Wednesday, October 17, 2018

We Take a Stab at Riding the Natchez Trace



So Capt. Larry was reading James Michener’s book Texas, in which Michener describes how Texas was populated in the 1700-1800’s by so many people from Kentucky and Tennessee.
Longwood
Some came by riverboat to New Orleans, then by ship or over land to Texas, but most came following the Natchez Trace from Nashville, TN, to Natchez. MS. We had ridden a small section of this route with our motorcycle group, and its beauty and Michener’s rich description of the byway convinced us to do its entire length. A leisurely fall ride on our trike would be enjoyable. It’s the time of year when fall colors present in the southern portions of the country, and an extended ride was something we hadn’t done on our motorcycle since our 7-week, 12,400-mile ride to the four corners of the U.S. back in 2008. Plus, the Natchez Trace is a National Parks Service Unit so we can get another stamp!

Longwood Carriage Yard
We picked a date in late September to start our journey. Wanting to spend some time in historic Natchez, which is only a 2.5 hour ride from our Louisiana home, we decided to travel and spend a day sightseeing, stay overnight, then sightsee the next morning before heading on up the Trace. Jane has a penchant for wanting to stay at historic properties, so we made reservations at the Monmouth Historic Inn—a Natchez landmark since 1818. When our start date arrived, we arose to find it raining. No, not just raining, but bucketing down and the forecast didn’t indicate much change all day. It was obvious we wouldn’t be out on our trike today. However, the inn’s cancellation policy gave us a refund only if we cancelled three days prior to our reservation.
Monmouth Historic Inn
With the room being fairly expensive and nothing much we could do with the day, we made a snap decision to drive to Natchez, see what we could see (the hop-on, hop-off bus would be out of the question), spend the night, and return home the next day. And that’s what we did.

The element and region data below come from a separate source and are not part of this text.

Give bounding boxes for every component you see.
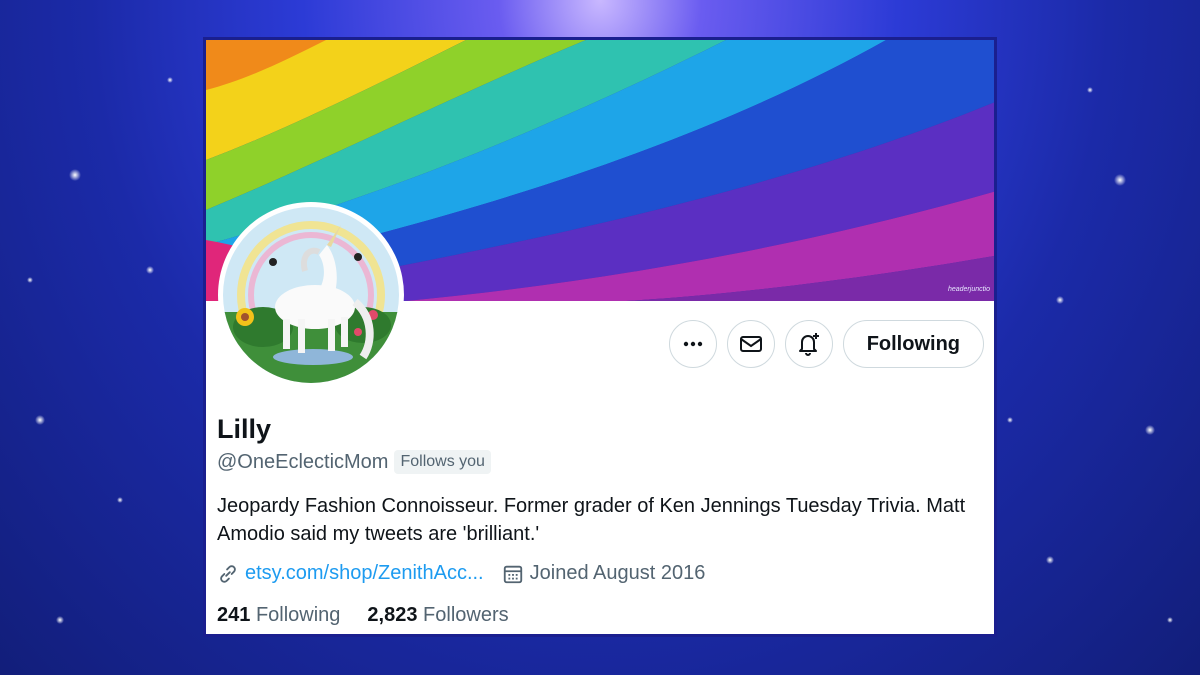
calendar-icon [503,565,522,583]
followers-label: Followers [423,604,509,626]
link-icon [220,564,236,583]
followers-count: 2,823 [367,604,418,626]
avatar[interactable] [218,202,404,388]
more-horizontal-icon [683,341,702,347]
message-button[interactable] [726,320,775,368]
following-label: Following [255,604,341,626]
more-button[interactable] [668,320,717,368]
following-count-link[interactable]: 241 Following [217,604,340,627]
bell-plus-icon [798,333,819,356]
unicorn-avatar-image [223,207,399,383]
profile-bio: Jeopardy Fashion Connoisseur. Former gra… [217,495,966,545]
follow-counts: 241 Following 2,823 Followers [217,604,509,627]
following-count: 241 [217,604,251,626]
profile-handle: @OneEclecticMom [217,450,389,473]
notifications-button[interactable] [784,320,833,368]
envelope-icon [739,336,762,352]
joined-date: Joined August 2016 [529,562,706,584]
profile-website-link[interactable]: etsy.com/shop/ZenithAcc... [245,562,484,585]
joined-item: Joined August 2016 [502,562,706,585]
followers-count-link[interactable]: 2,823 Followers [367,604,508,627]
profile-card: headerjunctio Following Lilly @OneEclect… [203,37,997,637]
banner-watermark: headerjunctio [947,286,990,293]
following-button[interactable]: Following [842,320,984,368]
handle-row: @OneEclecticMom Follows you [217,450,491,474]
profile-actions: Following [668,320,984,368]
profile-link-item: etsy.com/shop/ZenithAcc... [217,562,484,585]
follows-you-badge: Follows you [394,450,491,474]
profile-name: Lilly [217,414,272,444]
profile-meta: etsy.com/shop/ZenithAcc... Joined August… [217,562,705,585]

Arriving in Natchez in a driving rain, we chose to start our adventure with lunch at a restaurant in the Natchez Under-the-Hill district. Natchez Under-the-Hill is the section of the city at the bottom of the Mississippi River banks and is historically associated with the seedier aspects of wharfs, cargo, and boat hands associated with river boat traffic.
Reading area
Natchez On-Top-of-the-Hill represented the more refined elements of Natchez’s society and was where plantation owners in the area built their homes. After a great lunch at the Magnolia Grill, we swam to the car and drove up the steep banks to Natchez On-Top-of-the-Hill. Jane wanted to tour a plantation home. We chose the unfinished Longwood home, reportedly Natchez’s most popular. This historic octagonal antebellum mansion was the creation of Philadelphia architect Samuel Sloan for plantation owner Dr. Haller Nutt. Started in 1859, work was halted in 1861 at the start of the Civil War. Only 9 basement rooms of the planned 32 total were finished.
Our bed
While the family temporarily moved into the finished rooms, Nutt’s death in 1864 resulted in the remaining rooms never being finished. The home is one of the last examples of southern opulence before the war reversed the cotton grower’s fortunes. It was an interesting tour and the construction techniques were really amazing. With the rain still not abating, we drove around the city to sightsee. We saw the Holy Family Catholic Church which was locked, and St. Mary Basilica which was also locked.
Modern Breakfast Hall
We spotted the Dunleith Inn and stopped at the Melrose plantation home, a National Parks Service Unit. Obtaining a stamp at the visitor’s center, we talked with the ranger in the gift shop. The next guided tour was an hour away, so we decided to drive on to our accommodations at Monmouth Inn and check in. With the rain preventing us from touring the grounds, we relaxed until happy hour, and then had an excellent dinner at the inn’s restaurant.
The grounds
Overnight the rain finally stopped, and after a southern-style breakfast we were able to tour the grounds and get some photos, before heading home via the Mississippi River Road route. It was a fun but challenging excursion.